Don't know about metal specifically, but in ordinary C, you'd want to put f and byteArray inside a union
Here's some sample code:
#include <stdio.h>
#include <stdint.h>
union float_byte {
    float f;
    uint8_t byteArray[sizeof(float)];
};
union float_byte u;
void
dotest(float f)
{
    u.f = f;
    printf("%.6f",u.f);
    for (int idx = 0;  idx < sizeof(u.byteArray);  ++idx)
        printf(" %2.2X",u.byteArray[idx]);
    printf("\n");
}
int
main(void)
{
    dotest(2.1);
    dotest(7.6328);
    return 0;
}
Here's the program output:
2.100000 66 66 06 40
7.632800 E6 3F F4 40
UPDATE:
even today, isn't it still technically UB to read a union member that wasn't the last one written to? Although, it sounds like this is widely supported now with implementation-defined behavior. One of many related questions: stackoverflow.com/questions/2310483/… – yano
No, it's not UB for a number of reasons.
It might be "implementation defined" behavior, but only because of the CPU/processor endianness re. the format of a [32 bit] float in memory, if we wished to interpret the bytes in byteArray
But, AFAICT, that doesn't affect OP's issue since the point was just to get a byte buffer [for binary/serialization of the data?].
If one wanted to interpret the data (e.g. designing a DIY F.P. S/W implementation), then the format and endianness of the float would have to be known. This is [probably] IEEE 784 format, and the processor endianness.

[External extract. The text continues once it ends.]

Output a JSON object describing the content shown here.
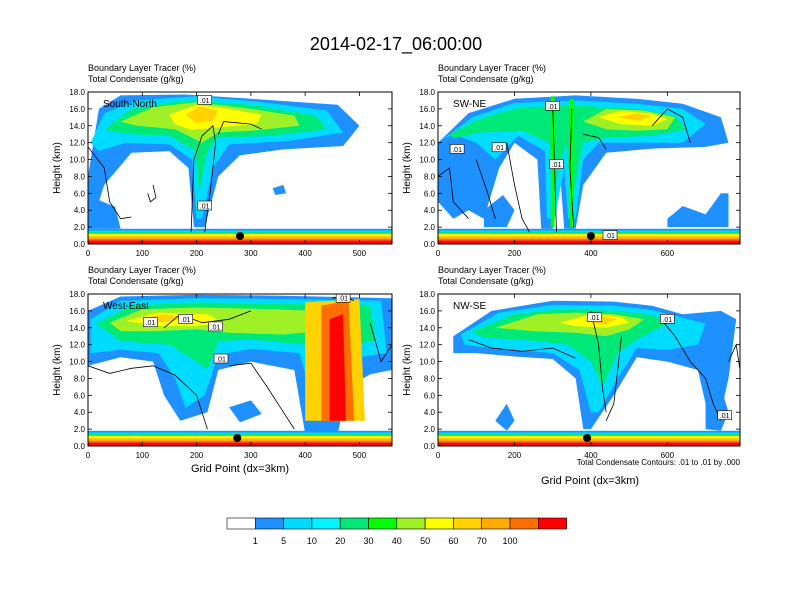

But, using the union to just get a byte pointer, there is no issue. It's not even "implementation defined" behavior.
It's just about the same as:
float my_f = f;
uint8_t *byteArray = (uint8_t *) &my_f;
And, it works because it has to work.
Also, the union [as used here] is a common idiom, dating back to the 1970's so it has to be supported.
Also, it just works [because it has to by design].
If we had:
void
funcA(float f)
{
    u.f = f;
}
void
funcB(void)
{
    for (int idx = 0;  idx < sizeof(u.byteArray);  ++idx)
        printf(" %2.2X",u.byteArray[idx]);
    printf("\n");
}
For fun, assume funcA and funcB are in separate .c files. When funcA is called it changes the memory of u [in a predictable way].
Nothing in between changes the layout of u.
Then, we call funcB. The layout of the bytes in byteArray will be the same/predictable data.
This is similar to and works the same way as writing the float to a file as binary data:
#include <unistd.h>
int fd;
void
writefloat(float f)
{
    float my_f = f;
    write(fd,&my_f,sizeof(float));
}
void
writefloat2(float f)
{
    write(fd,&f,sizeof(float));
}
void
writefloat3(float f)
{
    write(fd,&f,sizeof(f));
}
Perhaps this would be easier to see if we used uint32_t instead of float. We could do an endian test. [Note: this is crude and doesn't account for oddball endianness like pdp11/vax]:
#include <stdio.h>
#include <stdint.h>
union uint_byte {
    uint32_t i;
    uint8_t b[sizeof(uint32_t)];
};
union uint_byte u;
int
main(void)
{
    u.i = 0x01020304;
    if (u.b[0] == 0x04)
        printf("cpu is little-endian\n");
    else
        printf("cpu is big-endian\n");
    return 0;
}